Les cinq vœux majeurs des jaïns sont :

  1. Le vœu de non-violence : ahimsâ. C'est la « non-volonté de faire souffrir les créatures », la « fraternité, compassion, charité universelle », ou « le respect impérieux de la vie ».
  2. Le vœu de sincérité : satya. En termes simples, c'est ne pas dire des paroles qui font du tort, mais le sens est beaucoup plus large.
  3. Le vœu d'honnêteté, de refus du vol : asteya. Voler, c'est prendre ce qui n'est pas donné, mais un sens large est attribué à ce mot. Les jaïns disent qu'il ne faut prendre que ce que l'on nous a donné.
  4. Le vœu de célibat, la chasteté : brahmacharya. Le manque de chasteté est une faute qui peut prendre des formes diverses. Pour les laïcs, le couple jaïn doit pratiquer la fidélité absolue à son conjoint. Pour les ascètes (moines et nonnes), le vœu de pureté signifie le célibat absolu et l'absence de toute pratique sexuelle.
  5. Le vœu de non-attachement aux choses du monde, ou non-possessivité : aparigraha.

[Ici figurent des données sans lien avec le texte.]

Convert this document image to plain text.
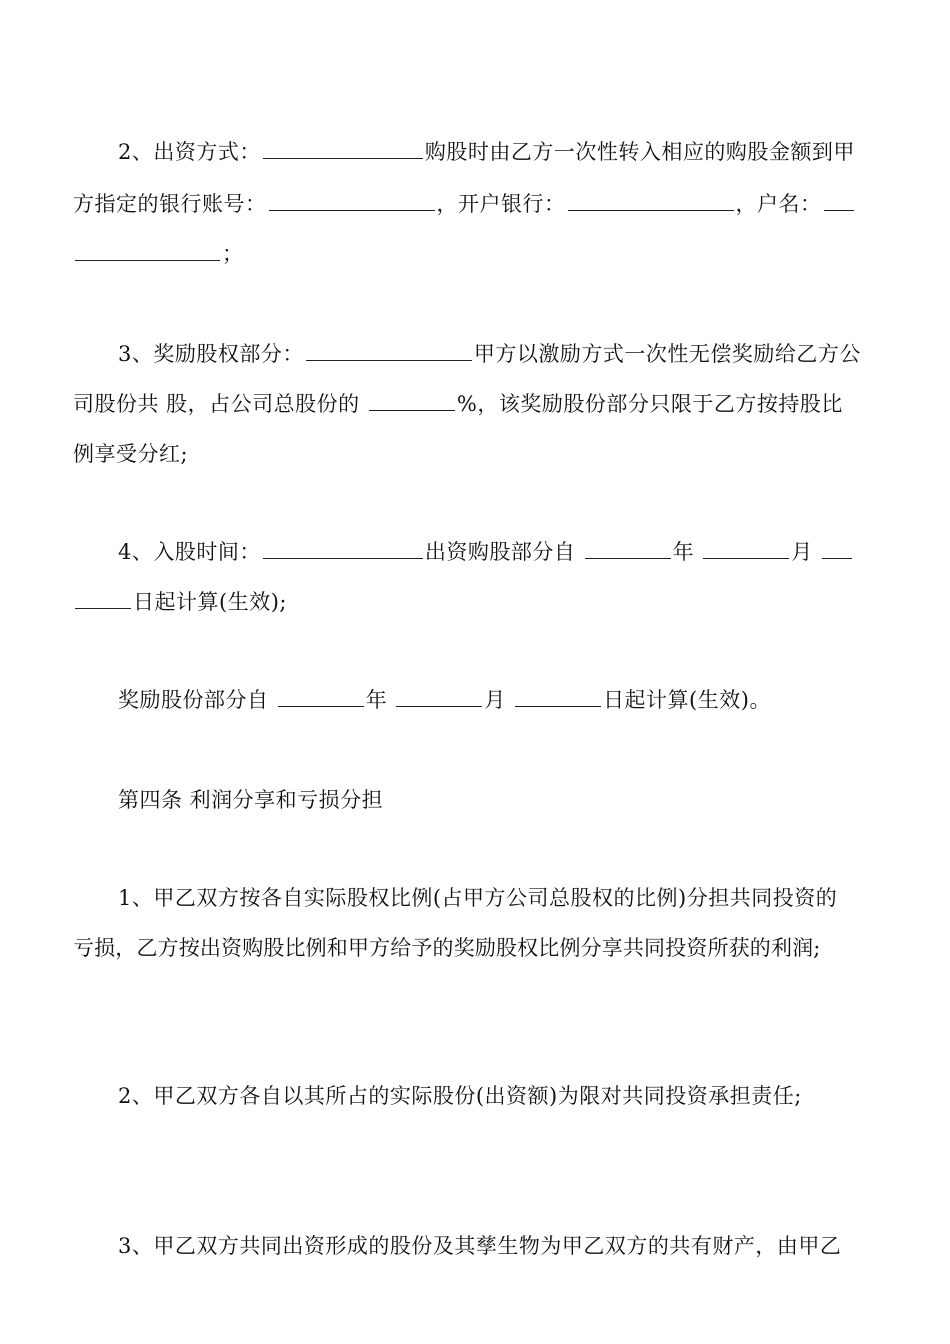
2、出资方式：	购股时由乙方一次性转入相应的购股金额到甲
方指定的银行账号：	，开户银行：	，户名：
；
3、奖励股权部分：	甲方以激励方式一次性无偿奖励给乙方公
司股份共 股，占公司总股份的	%，该奖励股份部分只限于乙方按持股比
例享受分红;
4、入股时间：	出资购股部分自	年	月
日起计算(生效);
奖励股份部分自	年	月	日起计算(生效)。
第四条 利润分享和亏损分担
1、甲乙双方按各自实际股权比例(占甲方公司总股权的比例)分担共同投资的
亏损，乙方按出资购股比例和甲方给予的奖励股权比例分享共同投资所获的利润;
2、甲乙双方各自以其所占的实际股份(出资额)为限对共同投资承担责任;
3、甲乙双方共同出资形成的股份及其孳生物为甲乙双方的共有财产，由甲乙
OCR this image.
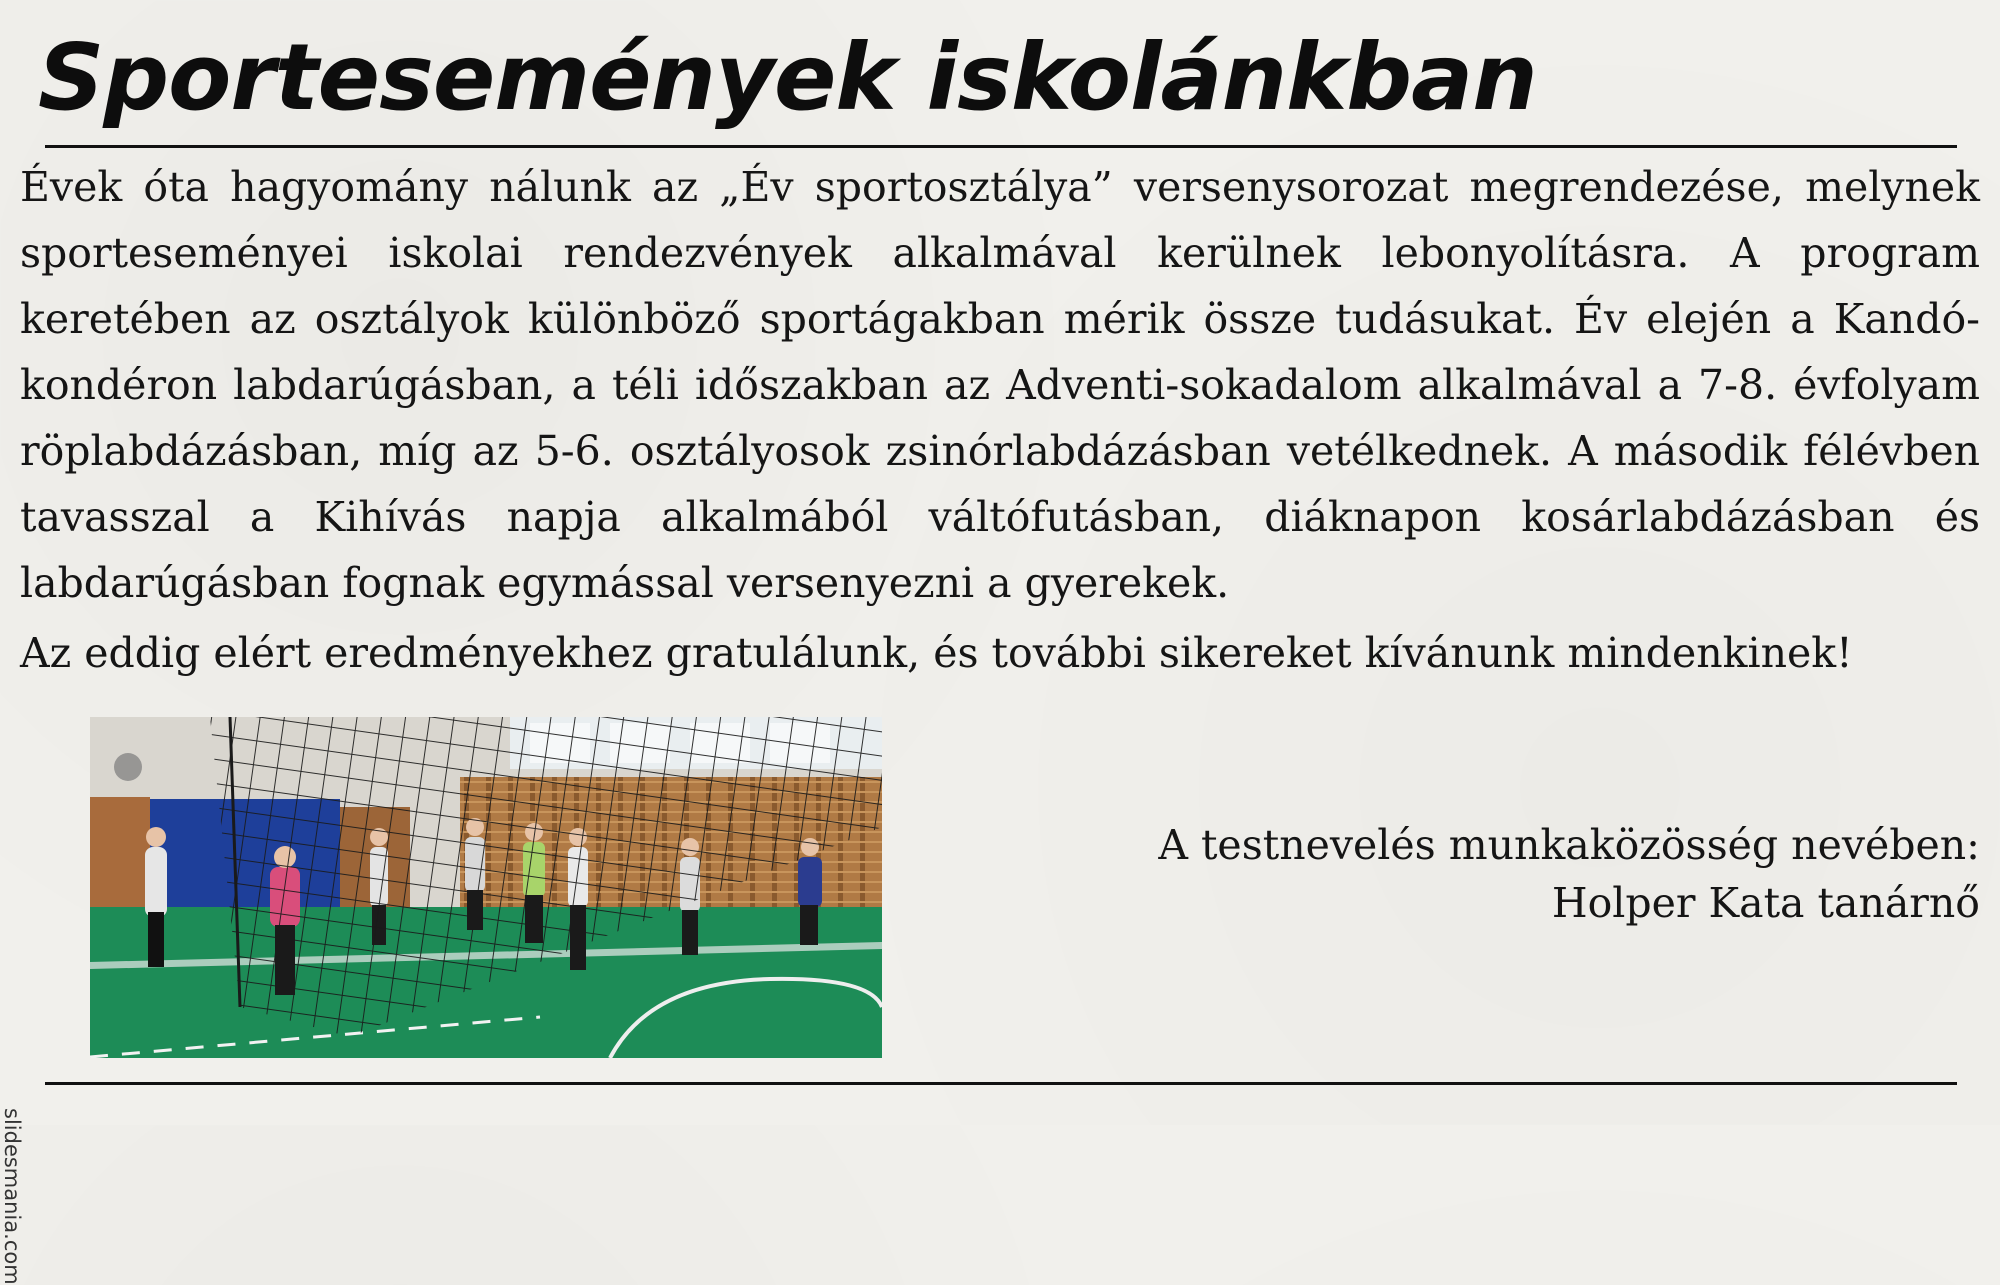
Sportesemények iskolánkban

Évek óta hagyomány nálunk az „Év sportosztálya” versenysorozat megrendezése, melynek sporteseményei iskolai rendezvények alkalmával kerülnek lebonyolításra. A program keretében az osztályok különböző sportágakban mérik össze tudásukat. Év elején a Kandó-kondéron labdarúgásban, a téli időszakban az Adventi-sokadalom alkalmával a 7-8. évfolyam röplabdázásban, míg az 5-6. osztályosok zsinórlabdázásban vetélkednek. A második félévben tavasszal a Kihívás napja alkalmából váltófutásban, diáknapon kosárlabdázásban és labdarúgásban fognak egymással versenyezni a gyerekek.

Az eddig elért eredményekhez gratulálunk, és további sikereket kívánunk mindenkinek!

A testnevelés munkaközösség nevében:
Holper Kata tanárnő
slidesmania.com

L'attachement aux choses du monde consiste à désirer plus que ce dont on a besoin. Ainsi, l'accumulation de choses, même nécessaires, en grand nombre, l'émerveillement devant la richesse des autres, l'avidité, la transgression des limites des possessions et l'augmentation de celles existantes sont des fautes à ne pas commettre. Chez l'ascète (sadhu), cela se traduit par la non-propriété et une non-possession d'objets pure et simple[18].

Cosmographie jaïne et cycle du temps[modifier | modifier le code]

La philosophie jaïne a créé une cosmographie qui lui est propre. Elle considère l'univers occupé comme fini, et l'univers innocupé au-dessus du premier comme infini[19]. Depuis la fin du Moyen-Age, les univers ou loka-akasha sont symboliquement représentés sous la forme d'un corps humain, où les créatures se réincarnent sous différentes apparences depuis toujours. Selon le jaïnisme, l'univers global, qui est infini, n'a pas été créé, et il ne cessera jamais d'exister :

« Le monde est incréé ; il n’a ni commencement ni fin, il existe par sa propre nature ; il est plein de jivas (les êtres vivants ou âmes), et, d’ajivas (les substances sans vie) ; il existe dans une partie de l’espace et il est éternel. »

— Samana Suttam[20].

Toutefois, soumis à des changements, il traverse une série continue de périodes d'ascensions et de déclins (voir le Temps jaïn). Chaque période est divisée en six phases. Nous serions actuellement, selon cette optique, dans la cinquième phase d'une période de déclin (à rapprocher de la Kali Yuga des hindouistes).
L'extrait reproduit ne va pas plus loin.